Mercredi 18 mai 2022 :

Les jours où il y a des soucis dans les transports en commun, dans ma belle ville de Lyon, il y a des gens qui râlent. Et puis, il y a moi… Alors je peux râler, hein. Surtout quand les soucis viennent d’un manque flagrant de personnel… Mais étant rarement pressée, et tous les chemins menant à Rome quand on connaît le réseau, j’arrive assez vite à relativiser.

 Il suffit que je pense à ailleurs.

Ailleurs, en Inde par exemple, avec ses vieux trains chaotiques et leurs trajets de 15 ou 20h… Ah ben oui, l’Inde, c’est grand. Alors en train corail, c’est long. Et ses bus tout pourris… Mais ça va, le chauffeur était zen. Bus en panne ? Oh ben on va bidouiller le moteur pour que ça redémarre. Tranquille… Un peu surprenant de notre point de vue français, mais bon. On est arrivés sains et saufs, donc voilà. ^^’’

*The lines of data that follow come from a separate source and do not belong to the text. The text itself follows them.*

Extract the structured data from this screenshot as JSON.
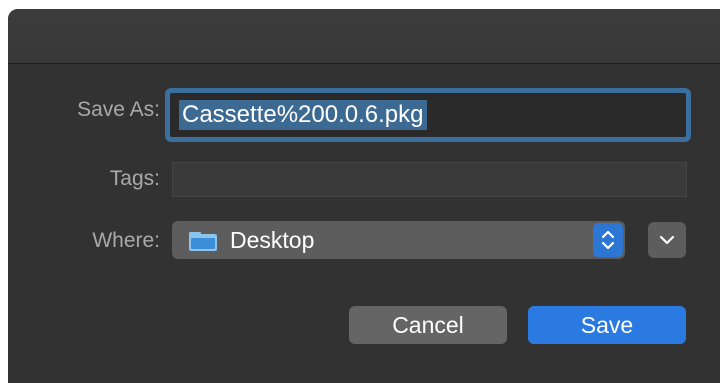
{
  "dialog": {
    "save_as_label": "Save As:",
    "filename": "Cassette%200.0.6.pkg",
    "tags_label": "Tags:",
    "tags_value": "",
    "where_label": "Where:",
    "where_value": "Desktop",
    "cancel_label": "Cancel",
    "save_label": "Save"
  },
  "icons": {
    "folder": "folder-icon",
    "stepper": "chevron-up-down-icon",
    "expand": "chevron-down-icon"
  },
  "colors": {
    "background": "#323232",
    "focus_ring": "#3a6f9d",
    "accent": "#2a7ae2",
    "selection": "#3c6a92"
  }
}
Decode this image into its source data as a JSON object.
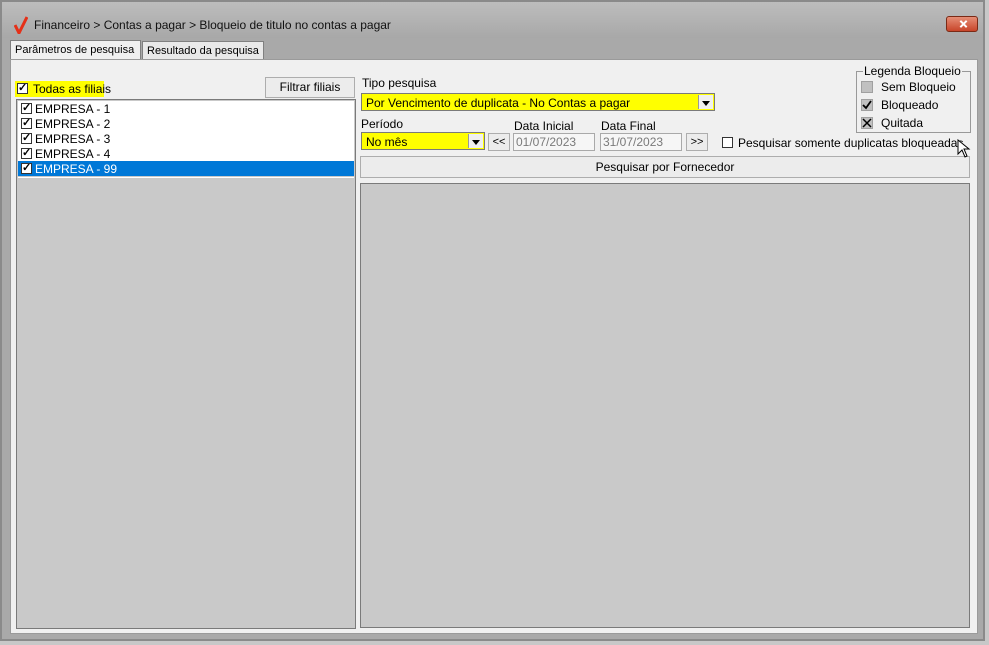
{
  "window": {
    "title": "Financeiro > Contas a pagar > Bloqueio de titulo no contas a pagar"
  },
  "tabs": [
    {
      "label": "Parâmetros de pesquisa",
      "active": true
    },
    {
      "label": "Resultado da pesquisa",
      "active": false
    }
  ],
  "filiais": {
    "all_label": "Todas as filiais",
    "all_checked": true,
    "filter_button": "Filtrar filiais",
    "items": [
      {
        "label": "EMPRESA - 1",
        "checked": true
      },
      {
        "label": "EMPRESA - 2",
        "checked": true
      },
      {
        "label": "EMPRESA - 3",
        "checked": true
      },
      {
        "label": "EMPRESA - 4",
        "checked": true
      },
      {
        "label": "EMPRESA - 99",
        "checked": true,
        "selected": true
      }
    ]
  },
  "tipo_pesquisa": {
    "label": "Tipo pesquisa",
    "value": "Por Vencimento de duplicata - No Contas a pagar"
  },
  "periodo": {
    "label": "Período",
    "value": "No mês",
    "prev_button": "<<",
    "next_button": ">>"
  },
  "data_inicial": {
    "label": "Data Inicial",
    "value": "01/07/2023"
  },
  "data_final": {
    "label": "Data Final",
    "value": "31/07/2023"
  },
  "somente_bloqueadas": {
    "label": "Pesquisar somente duplicatas bloqueadas",
    "checked": false
  },
  "fornecedor_button": "Pesquisar por Fornecedor",
  "legenda": {
    "title": "Legenda Bloqueio",
    "items": [
      {
        "label": "Sem Bloqueio",
        "icon": "gray-square-icon"
      },
      {
        "label": "Bloqueado",
        "icon": "check-icon"
      },
      {
        "label": "Quitada",
        "icon": "x-icon"
      }
    ]
  },
  "colors": {
    "highlight": "#ffff00",
    "selection": "#0078d7"
  }
}
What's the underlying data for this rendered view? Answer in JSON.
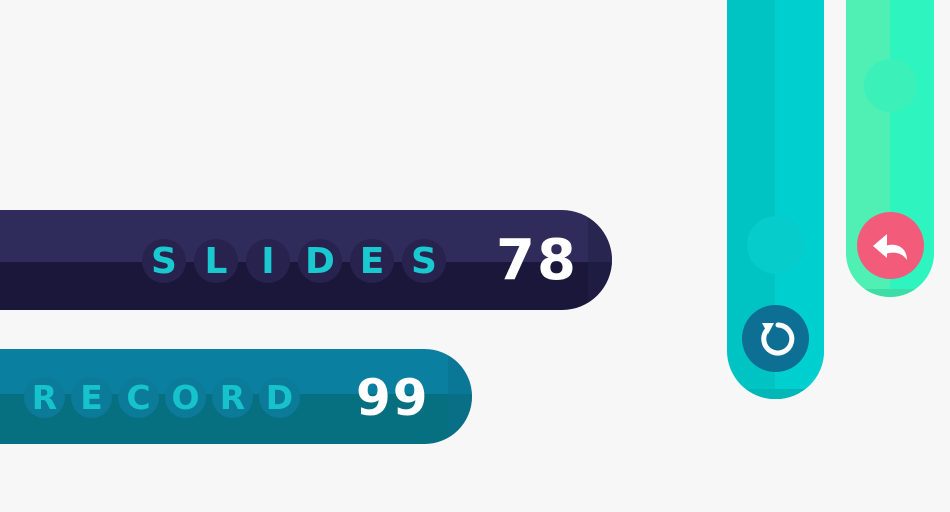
{
  "slides": {
    "label_letters": [
      "S",
      "L",
      "I",
      "D",
      "E",
      "S"
    ],
    "value": "78"
  },
  "record": {
    "label_letters": [
      "R",
      "E",
      "C",
      "O",
      "R",
      "D"
    ],
    "value": "99"
  },
  "buttons": {
    "restart_icon": "restart-icon",
    "undo_icon": "undo-icon"
  },
  "colors": {
    "slides_panel": "#2f2b5a",
    "record_panel": "#0a7fa0",
    "label_text": "#19c9cf",
    "teal_column": "#00c4c4",
    "green_column": "#50f0b4",
    "restart_button": "#0d6f93",
    "undo_button": "#f25c7a"
  }
}
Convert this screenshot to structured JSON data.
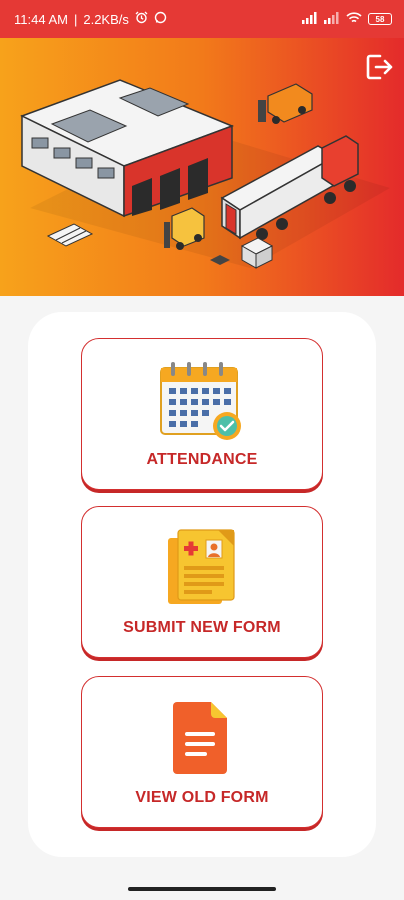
{
  "status": {
    "time": "11:44 AM",
    "net_speed": "2.2KB/s",
    "battery": "58"
  },
  "header": {
    "logout_icon": "logout-icon",
    "illustration": "warehouse-illustration"
  },
  "menu": [
    {
      "label": "ATTENDANCE",
      "icon": "calendar-check-icon"
    },
    {
      "label": "SUBMIT NEW FORM",
      "icon": "medical-form-icon"
    },
    {
      "label": "VIEW OLD FORM",
      "icon": "document-icon"
    }
  ],
  "colors": {
    "accent": "#c62828",
    "status_bar": "#e53935",
    "hero_start": "#f7a21b",
    "hero_end": "#e42b2b"
  }
}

Et puis il y a ça, de Tahiti : un subtil mélange de camion et de bus, une remorque-bus accrochée à un camion… À moins que ça ne soit un camion qui tire un bus ? Un bus qui pousse un camion ?… Difficile à dire.

Il paraît que les horaires sont très aléatoires… On sait quand on arrive à l’arrêt, quoi, mais pour le reste…

Bref, je pense à tout ça et je me dis que je peux bien attendre mon bus ou mon métro cinq minutes de plus…

Tant que ça roule…

Sinon, j’irai piquer un zèbre au Parc, à côté, mais bon, ça ne se monte pas très bien, il paraît. Ou une girafe. On doit avoir une bonne vue de là-haut…

Jeudi 19 mai 2022 :

L’arbre était antédiluvien, assez grand, et son ombre était appréciée. Du coup, les humains avaient construit une petite estrade avec une rambarde autour de lui. L’été, ils venaient profiter de l’ombre. L’hiver, les enfants venaient y jouer. Pas qu’ils n’y jouent pas en été, mais aux beaux jours, la mairie installait des bancs pour les adultes aussi.

Lorsqu’il avait été décidé de faire un parc public de ce terrain, la question de garder ou pas ses vieux arbres s’était posée. On en avait abattu beaucoup, mais pas celui-là. Il y avait eu une pétition, mais aussi des pressions de la part des anciens du village. Ils disaient que ce vieil arbre était magique, le lieu d’anciens cultes et d’anciens rites et que le tuer apporterait le malheur sur tous.

Pas que le maire et ses acolytes y aient beaucoup cru, mais garder cette belle plante et construire ça autour pour avoir un peu de frais, ça ne les dérangeait pas.

L’arbre s’en moquait. Il continuait à pousser et à viser le ciel.

Parfois, une institutrice emmenait des enfants faire une ronde et chanter autour de lui.

Ça lui rappelait de vieux souvenirs… Des temps où d’autres gens, d’autres femmes, chantaient à ses pieds, invoquant des puissances occultes aux noms emportés par le temps.

[Pas de Courts entre le 19 et le 29 mai, pour cause de vacances]

Lundi 30 mai 2022 :

Lorsque j’étais enfant, et même après, tant que j’ai habité chez mes parents en fait, les décorations de Noël étaient juste une évidence. Pour nous d’abord, plus pour mes neveux et nièces plus tard, mes parents, ma mère surtout, se faisaient un point d’honneur à décorer tout le salon, et aussi les vitres de la salle à manger et de la cuisine, début décembre.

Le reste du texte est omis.